How to decide if debt settlement is right for you

Decide how to tackle unaffordable debt by asking yourself these questions first:

  • How much disposable income do I have? Low-income debtors might do better in bankruptcy.

  • Am I insolvent? If your liabilities are greater than your assets, forgiven debts won't be taxed and debt settlement may be a good path forward.

  • How much debt am I trying to get rid of? For very large amounts, bankruptcy might be less expensive because bankruptcy lawyers tend to charge flat fees. 

  • How likely are my creditors to settle? If the debt is old, has been charged off or sold to a debt collector, debt settlement becomes easier. 

  • Can I document a financial hardship? Your creditors are more likely to negotiate if your financial position is obviously weak.

  • Will a bankruptcy make me ineligible for work or embarrass me? Bankruptcies are public record, but debt settlement is not.

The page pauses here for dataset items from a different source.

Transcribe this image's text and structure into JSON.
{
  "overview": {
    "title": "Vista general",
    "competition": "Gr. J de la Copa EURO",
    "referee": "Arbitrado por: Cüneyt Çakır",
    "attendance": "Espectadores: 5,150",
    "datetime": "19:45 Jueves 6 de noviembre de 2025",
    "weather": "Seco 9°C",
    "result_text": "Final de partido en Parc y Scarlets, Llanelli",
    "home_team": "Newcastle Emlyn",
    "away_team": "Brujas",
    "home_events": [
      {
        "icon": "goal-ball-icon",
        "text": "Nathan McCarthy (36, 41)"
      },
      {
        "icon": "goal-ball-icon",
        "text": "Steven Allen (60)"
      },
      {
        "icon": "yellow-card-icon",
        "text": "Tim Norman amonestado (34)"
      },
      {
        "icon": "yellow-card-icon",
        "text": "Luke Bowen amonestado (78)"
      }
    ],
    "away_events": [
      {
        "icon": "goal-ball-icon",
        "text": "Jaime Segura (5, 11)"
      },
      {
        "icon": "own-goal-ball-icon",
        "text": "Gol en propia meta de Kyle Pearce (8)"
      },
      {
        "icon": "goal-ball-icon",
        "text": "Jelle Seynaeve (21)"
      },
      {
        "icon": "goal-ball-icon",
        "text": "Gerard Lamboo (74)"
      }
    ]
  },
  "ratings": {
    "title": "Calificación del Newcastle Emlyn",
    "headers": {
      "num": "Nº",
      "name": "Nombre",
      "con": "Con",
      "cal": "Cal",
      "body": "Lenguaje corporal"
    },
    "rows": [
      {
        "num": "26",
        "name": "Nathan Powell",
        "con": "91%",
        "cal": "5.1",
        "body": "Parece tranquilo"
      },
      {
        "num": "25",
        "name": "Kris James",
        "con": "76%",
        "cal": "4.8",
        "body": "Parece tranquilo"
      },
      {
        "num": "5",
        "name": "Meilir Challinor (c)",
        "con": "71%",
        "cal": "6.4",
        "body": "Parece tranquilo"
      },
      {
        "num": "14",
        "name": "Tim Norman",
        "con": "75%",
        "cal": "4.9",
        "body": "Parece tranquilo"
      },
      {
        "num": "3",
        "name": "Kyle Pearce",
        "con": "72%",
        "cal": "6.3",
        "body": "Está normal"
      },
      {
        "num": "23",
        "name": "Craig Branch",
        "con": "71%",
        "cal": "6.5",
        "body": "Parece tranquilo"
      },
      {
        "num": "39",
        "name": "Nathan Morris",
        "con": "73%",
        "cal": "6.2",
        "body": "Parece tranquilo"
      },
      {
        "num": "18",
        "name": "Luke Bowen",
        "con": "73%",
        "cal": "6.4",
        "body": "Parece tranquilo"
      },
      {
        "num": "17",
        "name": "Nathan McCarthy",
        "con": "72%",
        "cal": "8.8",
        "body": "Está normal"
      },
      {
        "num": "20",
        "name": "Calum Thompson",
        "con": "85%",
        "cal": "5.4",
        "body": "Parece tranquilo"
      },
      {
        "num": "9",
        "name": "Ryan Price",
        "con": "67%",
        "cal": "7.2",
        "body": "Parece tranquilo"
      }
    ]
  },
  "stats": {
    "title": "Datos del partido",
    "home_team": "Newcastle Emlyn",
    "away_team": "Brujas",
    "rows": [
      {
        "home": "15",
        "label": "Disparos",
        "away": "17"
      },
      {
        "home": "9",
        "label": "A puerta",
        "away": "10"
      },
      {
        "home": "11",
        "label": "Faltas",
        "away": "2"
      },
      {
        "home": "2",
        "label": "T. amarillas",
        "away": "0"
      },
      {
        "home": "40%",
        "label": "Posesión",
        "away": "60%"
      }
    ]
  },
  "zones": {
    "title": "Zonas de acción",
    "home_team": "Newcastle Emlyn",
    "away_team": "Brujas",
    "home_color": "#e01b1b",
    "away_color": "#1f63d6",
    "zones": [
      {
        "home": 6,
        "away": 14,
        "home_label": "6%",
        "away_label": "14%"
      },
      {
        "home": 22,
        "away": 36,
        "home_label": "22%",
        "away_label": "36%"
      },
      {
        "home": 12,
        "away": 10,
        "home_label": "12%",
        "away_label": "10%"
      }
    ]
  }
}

  • Can I afford to keep up with a debt management plan? If so, you'll do less damage to your credit compared to other options.

It's important to weigh debt settlement pros and cons before attempting to resolve your payment problems. Understanding the pros and cons of debt settlement and other options can help you choose the most effective solution for your situation.

Frequently Asked Questions

What’s worse for credit scores, debt settlement or bankruptcy?

Debt settlement and bankruptcy will both appear as negative marks on your credit report and will almost certainly lower your credit score. Debt settlement may have less of an impact than bankruptcy on your credit scores over time.

How much debt settlement lowers your score depends on your starting score. If you’re already missing payments, then debt settlement may not hurt you much. If you have a perfect history of on-time payments, then stopping payments or settling your debts may cause your credit score to drop fast. Once your debts have been settled, your score should increase over time if you pay on time, keep your credit card balances low, and avoid applying for credit until you need it.

Is debt settlement better than debt management?

The right solution for you depends on your situation. Debt management has a lower success rate than debt settlement, but that’s because many people can’t afford the monthly payment. If you can safely afford to make your debt management plan payment, it’s a good solution because it costs very little and doesn’t hurt your credit much. But if you can’t afford your debt, debt settlement may be a better way to go. The Federal Trade Commission (FTC) says that debt settlement is more affordable than debt management. 

How much debt can be forgiven with debt settlement?

The amount of debt forgiveness that you can achieve through debt settlement depends on what your creditors are willing to accept. There is no guarantee of what they will forgive. In general, older debts that have already been written off or sold to debt collectors are easier to negotiate than new debt. And if you can prove financial hardship and insolvency, creditors tend to be more forgiving.